Mining operations on public lands continue to be regulated under the General Mining Act of 1872, which does not require that mining companies pay royalties thatcould be used to offset costs of cleanup. These regulations have kept mining companies from being held responsible for the costs associated with fully reclaiming and remediating their sites.
There are limited federal and state funds available to cover mitigation. This shifts responsibility to taxpayers and those immediately impacted by resulting pollution conditions. The EPA has assumed full liability in the case of the Gold King Mine release, however, if the breach had occurred spontaneously and not under the EPA’s watch, more of the economic impact could have fallen on the property and business owners.
Addressing Legacy Mining Risk
Insurance options are available to address the risk created by legacy mining issues and to cover operations involved in remediation efforts. Most standard insurance policies include an absolute pollution exclusion that would prevent the carrier from responding to property damage or bodily injury caused by heavy metal contamination and other pollutants. However, the environmental insurance marketplace has developed specialty options designed to respond.
Site pollution liability insurance, also known as premises pollution, environmental impairment liability (EIL), and pollution legal liability (PLL), is designed to cover claims arising from pollution releases at, on, or emanating from a specific scheduled location. A “location” can be as broad as an entire piece of property or as narrow as a specified storage tank.
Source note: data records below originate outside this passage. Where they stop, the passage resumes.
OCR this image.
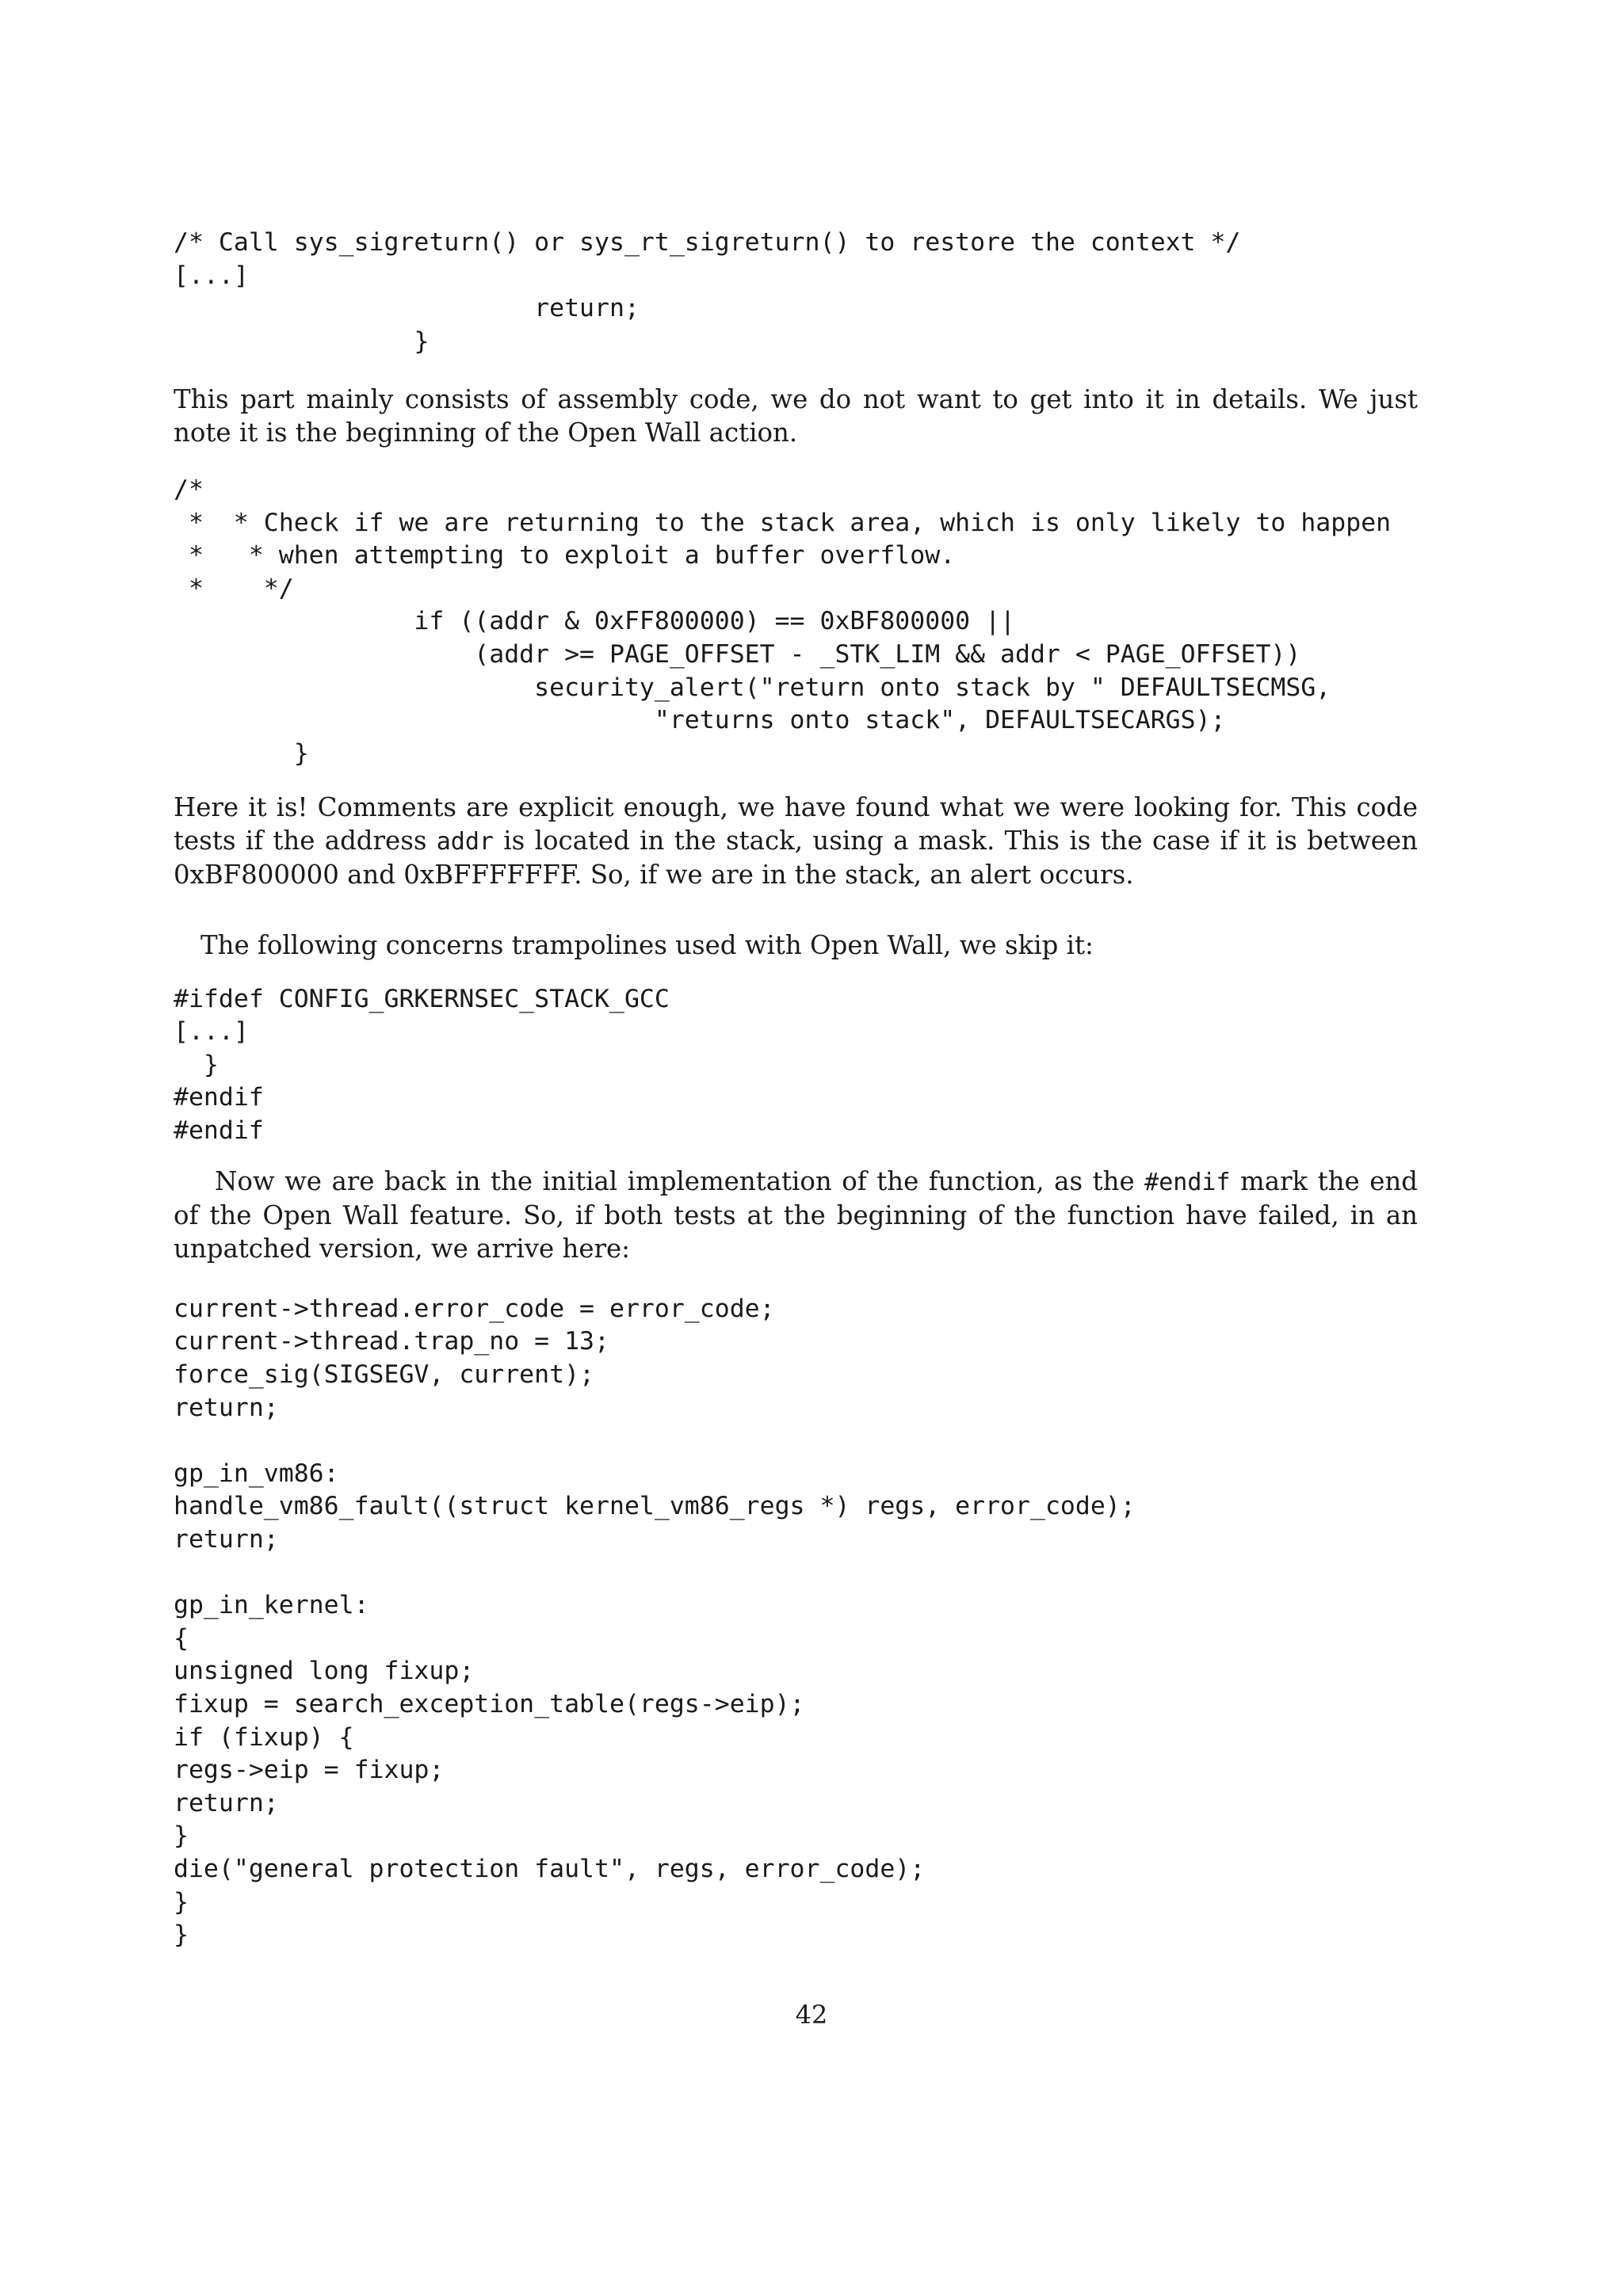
/* Call sys_sigreturn() or sys_rt_sigreturn() to restore the context */
[...]
return;
}

This part mainly consists of assembly code, we do not want to get into it in details. We just note it is the beginning of the Open Wall action.

/*
*  * Check if we are returning to the stack area, which is only likely to happen
*   * when attempting to exploit a buffer overflow.
*    */
if ((addr & 0xFF800000) == 0xBF800000 ||
(addr >= PAGE_OFFSET - _STK_LIM && addr < PAGE_OFFSET))
security_alert("return onto stack by " DEFAULTSECMSG,
"returns onto stack", DEFAULTSECARGS);
}

Here it is! Comments are explicit enough, we have found what we were looking for. This code tests if the address addr is located in the stack, using a mask. This is the case if it is between 0xBF800000 and 0xBFFFFFFF. So, if we are in the stack, an alert occurs.

The following concerns trampolines used with Open Wall, we skip it:

#ifdef CONFIG_GRKERNSEC_STACK_GCC
[...]
}
#endif
#endif

Now we are back in the initial implementation of the function, as the #endif mark the end of the Open Wall feature. So, if both tests at the beginning of the function have failed, in an unpatched version, we arrive here:

current->thread.error_code = error_code;
current->thread.trap_no = 13;
force_sig(SIGSEGV, current);
return;

gp_in_vm86:
handle_vm86_fault((struct kernel_vm86_regs *) regs, error_code);
return;

gp_in_kernel:
{
unsigned long fixup;
fixup = search_exception_table(regs->eip);
if (fixup) {
regs->eip = fixup;
return;
}
die("general protection fault", regs, error_code);
}
}
42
Abandoned or unreclaimed mining sites are not typically eligible for this coverage. EIL coverage can be obtained for operations that are downstream from legacy mining sites that could face contamination resulting from toxic upstream conditions. Property owners, manufacturers, agricultural operations, and other businesses that are located in or near contaminated watersheds should consider this coverage. These policies can also include business income or loss of use provisions which respond when a commercial operation is forced to halt operations as the result of contamination.
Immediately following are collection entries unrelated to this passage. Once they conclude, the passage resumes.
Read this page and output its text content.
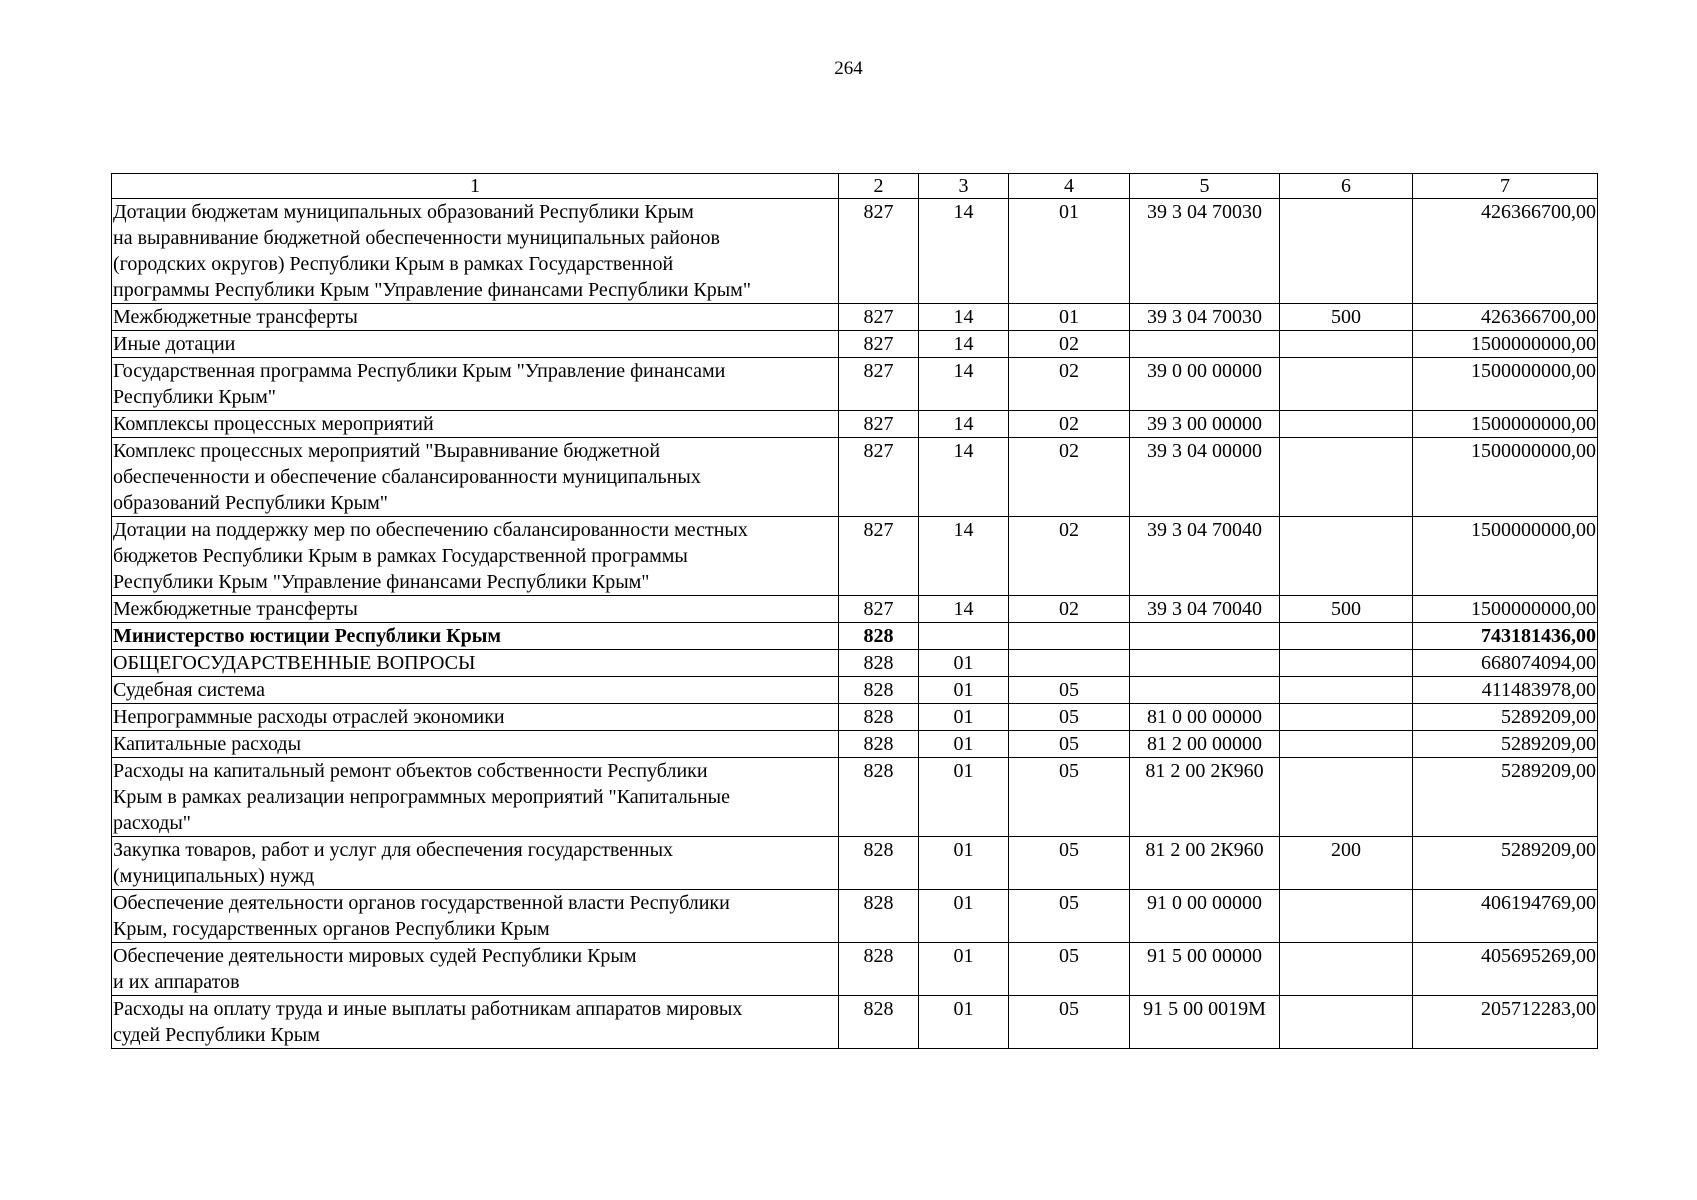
264
1	2	3	4	5	6	7

Дотации бюджетам муниципальных образований Республики Крым
на выравнивание бюджетной обеспеченности муниципальных районов
(городских округов) Республики Крым в рамках Государственной
программы Республики Крым "Управление финансами Республики Крым"	827	14	01	39 3 04 70030		426366700,00

Межбюджетные трансферты	827	14	01	39 3 04 70030	500	426366700,00

Иные дотации	827	14	02			1500000000,00

Государственная программа Республики Крым "Управление финансами
Республики Крым"	827	14	02	39 0 00 00000		1500000000,00

Комплексы процессных мероприятий	827	14	02	39 3 00 00000		1500000000,00

Комплекс процессных мероприятий "Выравнивание бюджетной
обеспеченности и обеспечение сбалансированности муниципальных
образований Республики Крым"	827	14	02	39 3 04 00000		1500000000,00

Дотации на поддержку мер по обеспечению сбалансированности местных
бюджетов Республики Крым в рамках Государственной программы
Республики Крым "Управление финансами Республики Крым"	827	14	02	39 3 04 70040		1500000000,00

Межбюджетные трансферты	827	14	02	39 3 04 70040	500	1500000000,00

Министерство юстиции Республики Крым	828					743181436,00

ОБЩЕГОСУДАРСТВЕННЫЕ ВОПРОСЫ	828	01				668074094,00

Судебная система	828	01	05			411483978,00

Непрограммные расходы отраслей экономики	828	01	05	81 0 00 00000		5289209,00

Капитальные расходы	828	01	05	81 2 00 00000		5289209,00

Расходы на капитальный ремонт объектов собственности Республики
Крым в рамках реализации непрограммных мероприятий "Капитальные
расходы"	828	01	05	81 2 00 2К960		5289209,00

Закупка товаров, работ и услуг для обеспечения государственных
(муниципальных) нужд	828	01	05	81 2 00 2К960	200	5289209,00

Обеспечение деятельности органов государственной власти Республики
Крым, государственных органов Республики Крым	828	01	05	91 0 00 00000		406194769,00

Обеспечение деятельности мировых судей Республики Крым
и их аппаратов	828	01	05	91 5 00 00000		405695269,00

Расходы на оплату труда и иные выплаты работникам аппаратов мировых
судей Республики Крым	828	01	05	91 5 00 0019М		205712283,00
Contractors pollution liability (CPL) is coverage designed to protect from third party claims for damages caused by “pollution conditions” arising from the insured’s covered operations. This coverage is a vital component of the insurance program for any contractor involved in reclamation and remediation activities at mining sites. Environmental contractors and consultants can cause significant damage through their reclamation efforts. CPL coverage can respond to pollution conditions created by both current and completed operations.
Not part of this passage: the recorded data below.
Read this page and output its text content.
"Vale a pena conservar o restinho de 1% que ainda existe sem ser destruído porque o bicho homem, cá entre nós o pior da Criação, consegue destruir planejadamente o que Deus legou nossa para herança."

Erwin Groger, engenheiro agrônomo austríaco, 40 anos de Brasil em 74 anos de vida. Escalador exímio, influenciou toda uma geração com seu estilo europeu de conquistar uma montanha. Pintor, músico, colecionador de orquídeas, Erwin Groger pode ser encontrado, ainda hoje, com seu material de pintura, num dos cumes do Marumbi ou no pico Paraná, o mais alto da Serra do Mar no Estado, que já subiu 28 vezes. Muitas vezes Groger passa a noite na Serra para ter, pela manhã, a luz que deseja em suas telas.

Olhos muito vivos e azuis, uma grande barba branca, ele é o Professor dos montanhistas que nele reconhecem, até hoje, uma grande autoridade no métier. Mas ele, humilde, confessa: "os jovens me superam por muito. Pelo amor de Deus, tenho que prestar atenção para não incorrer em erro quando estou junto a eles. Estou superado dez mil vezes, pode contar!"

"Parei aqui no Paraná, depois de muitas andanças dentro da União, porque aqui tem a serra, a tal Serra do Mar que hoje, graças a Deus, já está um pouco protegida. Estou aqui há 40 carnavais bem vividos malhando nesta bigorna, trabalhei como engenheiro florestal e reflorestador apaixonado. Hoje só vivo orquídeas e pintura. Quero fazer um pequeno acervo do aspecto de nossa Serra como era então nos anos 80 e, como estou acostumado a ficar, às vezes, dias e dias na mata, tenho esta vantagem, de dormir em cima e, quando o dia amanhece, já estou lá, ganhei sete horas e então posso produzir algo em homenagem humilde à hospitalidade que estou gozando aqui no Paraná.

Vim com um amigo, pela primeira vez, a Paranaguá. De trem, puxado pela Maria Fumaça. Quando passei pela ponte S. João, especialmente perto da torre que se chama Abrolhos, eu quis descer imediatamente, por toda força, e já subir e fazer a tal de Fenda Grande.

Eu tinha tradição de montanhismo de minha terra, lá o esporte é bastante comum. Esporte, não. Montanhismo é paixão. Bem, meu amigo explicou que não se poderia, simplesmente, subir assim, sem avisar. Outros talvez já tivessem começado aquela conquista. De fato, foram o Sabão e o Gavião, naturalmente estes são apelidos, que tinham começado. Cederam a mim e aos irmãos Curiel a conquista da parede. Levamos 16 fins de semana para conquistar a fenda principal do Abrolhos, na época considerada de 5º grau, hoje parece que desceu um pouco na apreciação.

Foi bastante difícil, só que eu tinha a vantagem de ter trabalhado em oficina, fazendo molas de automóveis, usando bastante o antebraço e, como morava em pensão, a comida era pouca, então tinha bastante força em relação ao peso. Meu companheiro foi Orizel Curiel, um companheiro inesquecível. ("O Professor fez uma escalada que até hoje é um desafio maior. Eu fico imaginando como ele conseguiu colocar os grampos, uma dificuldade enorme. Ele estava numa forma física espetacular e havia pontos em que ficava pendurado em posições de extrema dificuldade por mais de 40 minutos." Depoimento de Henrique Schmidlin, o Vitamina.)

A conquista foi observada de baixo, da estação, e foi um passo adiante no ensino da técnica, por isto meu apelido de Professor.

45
Professional liability can be obtained on a monoline basis or as part of a package with CPL. Any insured involved in the design and implementation of mitigation and remediation or assessing the level of contamination at abandoned or unreclaimed mine sites should carry this coverage.
The Gold King spill has also highlighted efforts by well-meaning third party organizations who wish to launch smaller scale reclamation efforts independently. Typically these organizations are required to assume full liability for any pollution caused by their activities which creates the need for CPL and professional liability coverage.